Cyclic Transit Probabilities of Long-Period Eccentric Planets Due to Periastron Precession

TL;DR

This paper investigates how periastron precession affects the transit probabilities of long-period eccentric exoplanets, highlighting the importance of orbital precession in predicting transits over time.

Contribution

It introduces a method to evaluate the impact of orbital precession on transit probabilities and applies it to known exoplanets, emphasizing the potential for improved orbital parameter refinement.

Findings

Precession significantly alters transit probabilities over time.

Refinement of orbital parameters can help measure precession effects.

Cyclic transit probabilities depend on orbital precession dynamics.

Abstract

The observed properties of transiting exoplanets are an exceptionally rich source of information that allows us to understand and characterize their physical properties.
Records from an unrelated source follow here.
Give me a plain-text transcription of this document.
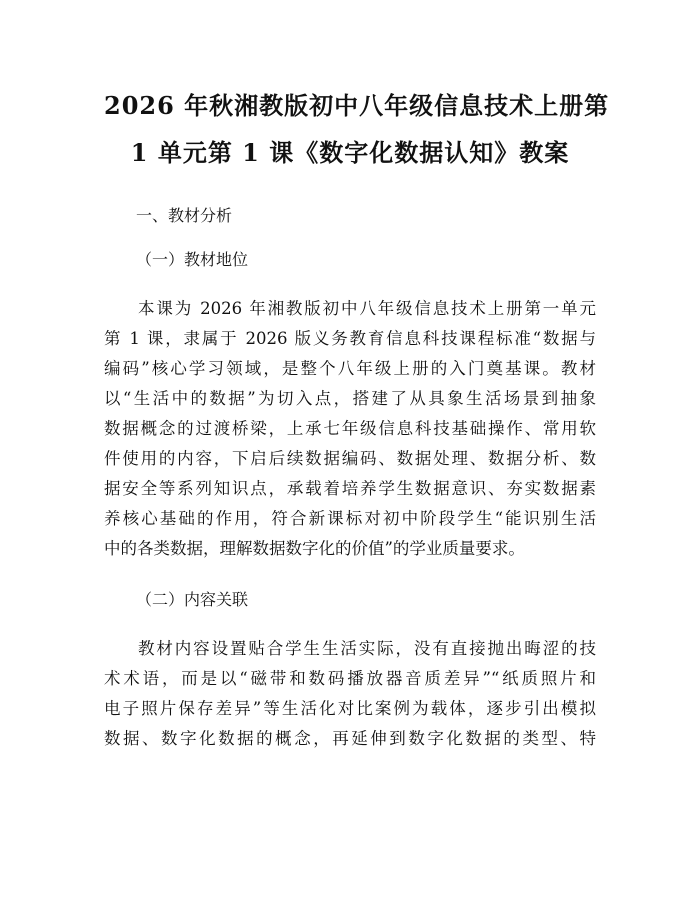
2026 年秋湘教版初中八年级信息技术上册第
1 单元第 1 课《数字化数据认知》教案
一、教材分析
（一）教材地位
本课为 2026 年湘教版初中八年级信息技术上册第一单元
第 1 课，隶属于 2026 版义务教育信息科技课程标准“数据与
编码”核心学习领域，是整个八年级上册的入门奠基课。教材
以“生活中的数据”为切入点，搭建了从具象生活场景到抽象
数据概念的过渡桥梁，上承七年级信息科技基础操作、常用软
件使用的内容，下启后续数据编码、数据处理、数据分析、数
据安全等系列知识点，承载着培养学生数据意识、夯实数据素
养核心基础的作用，符合新课标对初中阶段学生“能识别生活
中的各类数据，理解数据数字化的价值”的学业质量要求。
（二）内容关联
教材内容设置贴合学生生活实际，没有直接抛出晦涩的技
术术语，而是以“磁带和数码播放器音质差异”“纸质照片和
电子照片保存差异”等生活化对比案例为载体，逐步引出模拟
数据、数字化数据的概念，再延伸到数字化数据的类型、特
Unfortunately, only a relatively small fraction of the known exoplanets discovered using the radial velocity technique are known to transit their host, due to the stringent orbital geometry requirements. For each target, the transit probability and predicted transit time can be calculated to great accuracy with refinement of the orbital parameters. However, the transit probability of short period and eccentric orbits can have a reasonable time dependence due to the effects of apsidal and nodal precession, thus altering their transit potential and predicted transit time. Here we investigate the magnitude of these precession effects on transit probabilities and apply this to the known radial velocity exoplanets. We assess the refinement of orbital parameters as a path to measuring these precessions and cyclic transit probabilities.